Prolegomena to Any Future Metaphysics Essay Questions

  1. 1

    What are the three faculties of the human mind, and what role do they each play in creating knowledge?

    The three faculties are sensory intuition, the understanding, and Reason. Sensory intuition provides us with sensory information about the world; it also provides us with the pure intuitions of space and time, from which mathematics is derived. The understanding regulates and combines sensory impressions to form objective judgments, using pure concepts. Reason regulates the two and attempts to add knowledge of a purely speculative kind.

  2. 2

    Explain how mathematics and the natural sciences are possible according to Kant.

    Mathematics is derived from the pure intuitions of the senses, space and time. These are the forms that the mind imposes on our sensory impressions to order them. If you take away every sensory detail you can imagine, you will still have space and time. Geometry is a pure representation of space, and arithmetic is a pure representation of changes to quantity over time. The natural sciences, in their turn, derive from the pure concepts of the understanding. The pure concepts of the understanding are ways of arranging sensory impressions so as to turn them into objectively valid judgments. The concept of causality, without which natural science would not be possible, originates in the mind. Both mathematics and natural sciences are therefore derived from the empirical world, as well as the structures of the mind.

  3. 3

    What is Kant’s “Copernican turn,” and how, in his view, does it distinguish him from philosophers before him?

    The Copernican turn is Kant’s way of describing his focus on the structures and abilities of the mind, instead of on the world itself—just as Copernicus centered things on the sun, rather than the earth. Kant believes that philosophical questions about the real and true nature of things has led philosophy into one blind alley after another. The way out of these alleys is to realize that things as we experience them are formed by the mind; we can then know things about the mind itself.

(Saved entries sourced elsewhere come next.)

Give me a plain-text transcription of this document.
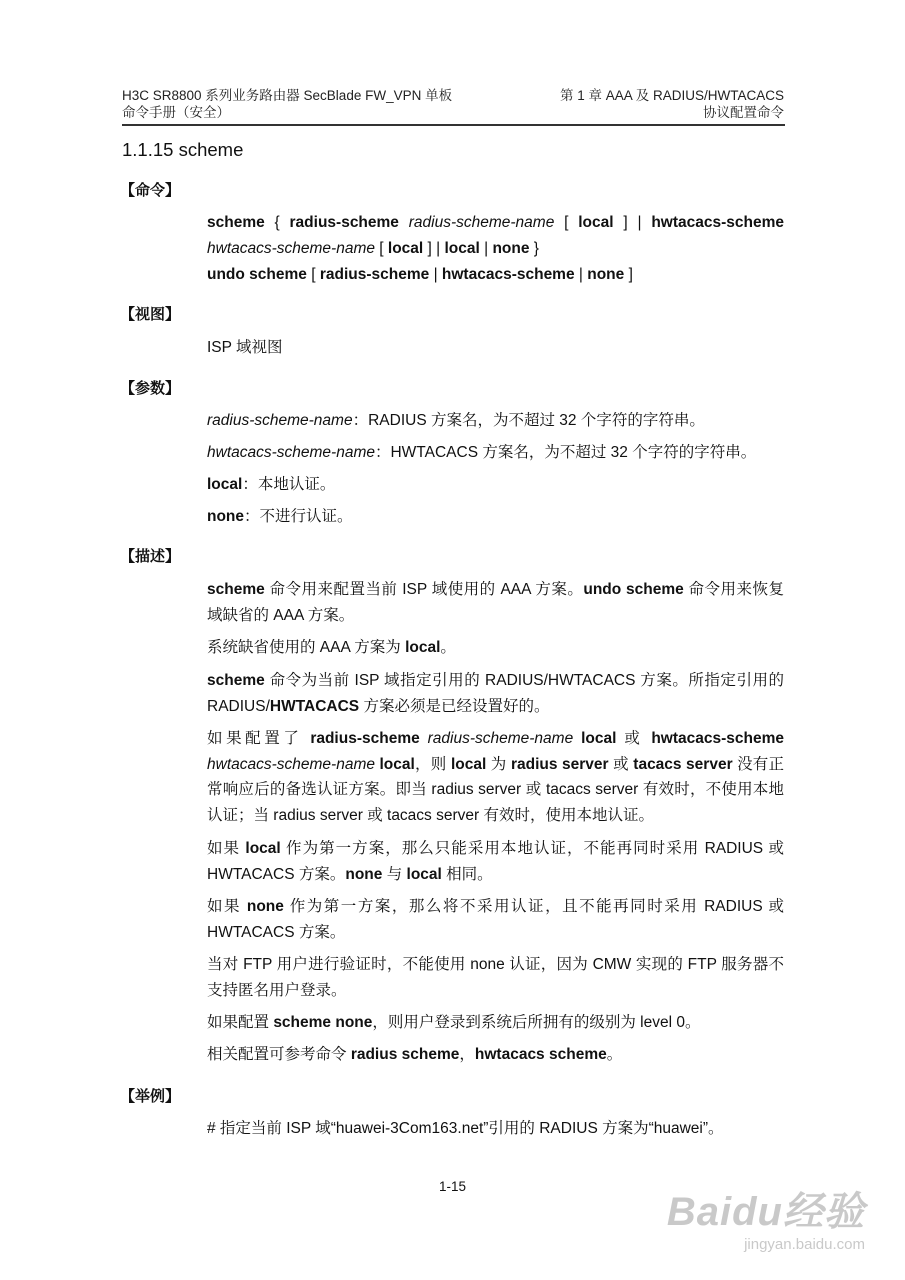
H3C SR8800 系列业务路由器 SecBlade FW_VPN 单板
命令手册（安全）
第 1 章 AAA 及 RADIUS/HWTACACS
协议配置命令
1.1.15 scheme
【命令】
scheme { radius-scheme radius-scheme-name [ local ] | hwtacacs-scheme hwtacacs-scheme-name [ local ] | local | none }
undo scheme [ radius-scheme | hwtacacs-scheme | none ]
【视图】
ISP 域视图
【参数】
radius-scheme-name：RADIUS 方案名，为不超过 32 个字符的字符串。
hwtacacs-scheme-name：HWTACACS 方案名，为不超过 32 个字符的字符串。
local：本地认证。
none：不进行认证。
【描述】
scheme 命令用来配置当前 ISP 域使用的 AAA 方案。undo scheme 命令用来恢复域缺省的 AAA 方案。
系统缺省使用的 AAA 方案为 local。
scheme 命令为当前 ISP 域指定引用的 RADIUS/HWTACACS 方案。所指定引用的 RADIUS/HWTACACS 方案必须是已经设置好的。
如果配置了 radius-scheme radius-scheme-name local 或 hwtacacs-scheme hwtacacs-scheme-name local，则 local 为 radius server 或 tacacs server 没有正常响应后的备选认证方案。即当 radius server 或 tacacs server 有效时，不使用本地认证；当 radius server 或 tacacs server 有效时，使用本地认证。
如果 local 作为第一方案，那么只能采用本地认证，不能再同时采用 RADIUS 或 HWTACACS 方案。none 与 local 相同。
如果 none 作为第一方案，那么将不采用认证，且不能再同时采用 RADIUS 或 HWTACACS 方案。
当对 FTP 用户进行验证时，不能使用 none 认证，因为 CMW 实现的 FTP 服务器不支持匿名用户登录。
如果配置 scheme none，则用户登录到系统后所拥有的级别为 level 0。
相关配置可参考命令 radius scheme，hwtacacs scheme。
【举例】
# 指定当前 ISP 域“huawei-3Com163.net”引用的 RADIUS 方案为“huawei”。
1-15
Baidu经验
jingyan.baidu.com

This holds true for space and time, which are forms of perception; causality, which cannot be proven to exist in the world, but is rather a concept of the understanding; and for various speculations about the existence of God and the immortal soul, all of which are revealed as unsolvable once we embrace the fact that we can only know objects that are given in experience.

  4. 4

    How does metaphysics differ from mathematics and the natural sciences?

    The crucial difference between metaphysics and mathematics and the natural sciences is that the latter are derived from experience. Their concepts are taken from experience—quantities, shapes—and they can be verified by experience. Mathematics and the natural sciences have limits, in that there are realms of the world they cannot describe, but within them, there are no questions that cannot be answered. Metaphysics, on the other hand, takes all of its concepts from reason, so they cannot be verified by experience. Consequently, metaphysics is constantly led into error. Furthermore, metaphysics is bounded, in that there are questions it would like to answer, but cannot. The proper use of metaphysics, therefore, is to critique itself; unlike mathematics and physics, it is the science of what we cannot know.

  5. 5

    What is “critique,” and in what way does it describe the methodology and the structure of the Prolegomena?

    Critique is the use of Reason to examine Reason itself. Because the Ideas of Reason are not derived from experience, and so cannot be verified, Reason is constantly asking questions that cannot be answered: like whether God exists, whether the world is infinite or finite, whether we have immortal souls, and so on. The proper use of Reason is then to examine itself, to check these concepts for internal contradictions, as Kant does in the “antinomies” of the Third Part, where he explains why an equally valid argument can be presented for and against each Idea. A full critique consists of examining concepts and Ideas and their relation to each of the individual faculties. The three-part structure of the Prolegomena is therefore a critique of metaphysics.